A financial centre for thousands of years, London existing strength in disruptive financial technologies such as blockchain, robo advice and P2P lendi
A financial centre for thousands of years, London's existing strength in disruptive financial technologies such as blockchain, robo advice and P2P lending faces a number of challenges.
The UK today faces its greatest period of uncertainty in a generation thanks to a divided electorate, the on-going complexities of Brexit as well as the spectre of further political upheaval owing to the Conservatives’ minority government.
Flash back to this time three years ago and all was very different. The UK and particularly its capital city enjoyed a much-envied economic recovery and the start of a fintech boom. The likes of Funding Circle, Ratesetter, Zopa, Transferwise and Nutmeg were in full flow and new entrants such as Revolut and Scalable Capital were putting together their plans to launch. Oh, and AltFi had just launched too!
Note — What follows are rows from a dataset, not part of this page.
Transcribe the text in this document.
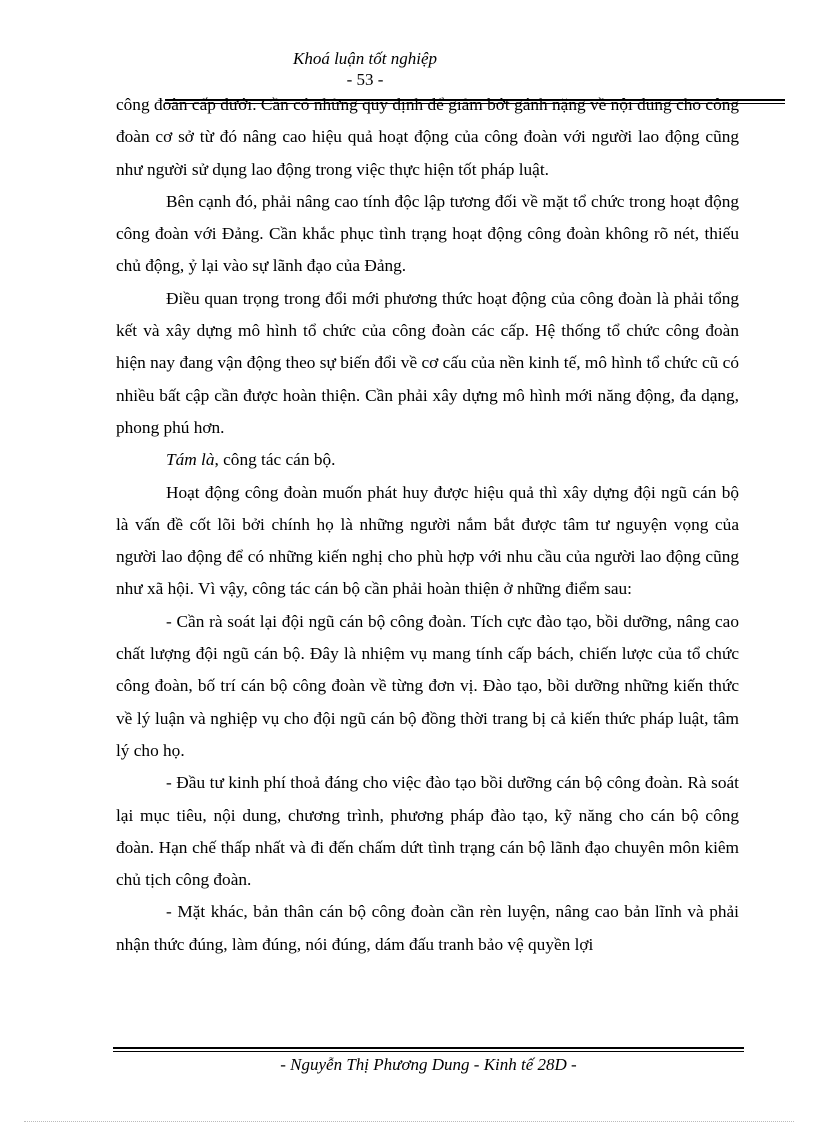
Khoá luận tốt nghiệp
- 53 -

công đoàn cấp dưới. Cần có những quy định để giảm bớt gánh nặng về nội dung cho công đoàn cơ sở từ đó nâng cao hiệu quả hoạt động của công đoàn với người lao động cũng như người sử dụng lao động trong việc thực hiện tốt pháp luật.

Bên cạnh đó, phải nâng cao tính độc lập tương đối về mặt tổ chức trong hoạt động công đoàn với Đảng. Cần khắc phục tình trạng hoạt động công đoàn không rõ nét, thiếu chủ động, ỷ lại vào sự lãnh đạo của Đảng.

Điều quan trọng trong đổi mới phương thức hoạt động của công đoàn là phải tổng kết và xây dựng mô hình tổ chức của công đoàn các cấp. Hệ thống tổ chức công đoàn hiện nay đang vận động theo sự biến đổi về cơ cấu của nền kinh tế, mô hình tổ chức cũ có nhiều bất cập cần được hoàn thiện. Cần phải xây dựng mô hình mới năng động, đa dạng, phong phú hơn.

Tám là, công tác cán bộ.

Hoạt động công đoàn muốn phát huy được hiệu quả thì xây dựng đội ngũ cán bộ là vấn đề cốt lõi bởi chính họ là những người nắm bắt được tâm tư nguyện vọng của người lao động để có những kiến nghị cho phù hợp với nhu cầu của người lao động cũng như xã hội. Vì vậy, công tác cán bộ cần phải hoàn thiện ở những điểm sau:

- Cần rà soát lại đội ngũ cán bộ công đoàn. Tích cực đào tạo, bồi dưỡng, nâng cao chất lượng đội ngũ cán bộ. Đây là nhiệm vụ mang tính cấp bách, chiến lược của tổ chức công đoàn, bố trí cán bộ công đoàn về từng đơn vị. Đào tạo, bồi dưỡng những kiến thức về lý luận và nghiệp vụ cho đội ngũ cán bộ đồng thời trang bị cả kiến thức pháp luật, tâm lý cho họ.

- Đầu tư kinh phí thoả đáng cho việc đào tạo bồi dưỡng cán bộ công đoàn. Rà soát lại mục tiêu, nội dung, chương trình, phương pháp đào tạo, kỹ năng cho cán bộ công đoàn. Hạn chế thấp nhất và đi đến chấm dứt tình trạng cán bộ lãnh đạo chuyên môn kiêm chủ tịch công đoàn.

- Mặt khác, bản thân cán bộ công đoàn cần rèn luyện, nâng cao bản lĩnh và phải nhận thức đúng, làm đúng, nói đúng, dám đấu tranh bảo vệ quyền lợi

- Nguyễn Thị Phương Dung - Kinh tế 28D -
Since then London has established itself as the European Fintech capital, perhaps even the the world’s, attracting over $3.6bn of investments, more than the other nine major European cities combined.
London’s Fintech dominance is not only based on large deals as it also attracted significantly more transactions than other cities in Europe. More London-based companies received funding since 2014 than the next five cities on the list combined.
Berlin, however, is fast on the UK’s heels. While its second place is Berlin in the numbers put together by consultancy Fintech Global - which has raked in only $670m in fintech funding, less than fifth of the amount raised by London-based companies.
The city, which has some key differentiators to London, including cheaper rents, is capturing an growing market share of fintech investments in Europe. Paris, however, saw the biggest increase in terms of deal share among the top four cities in Europe, Fintech Global adds, growing from 12 per cent in 2014 to 19 per cent in 2016. The trend has also been continuing in the first quarter of this year perhaps thanks to a push by the French government to attract investment. The city received 19 per cent of the deals closed across all four cities.
Third place is occupied by Stockholm, which was inflated by the large rounds raised by Payments & Remittances giants Klarna and iZettle. Paris is the only other city in Europe to have raised over $0.5bn since the beginning of 2014. Stockholm and Berlin have both seen gradual increases in their deal share between 2014 and 2016; however, in Q1 2017 Stockholm’s deals share fell to 12 per cent.
The challenge for the UK, her government and for the its financial centres will be not just to steady the ship but to see off a growing and competitive threat.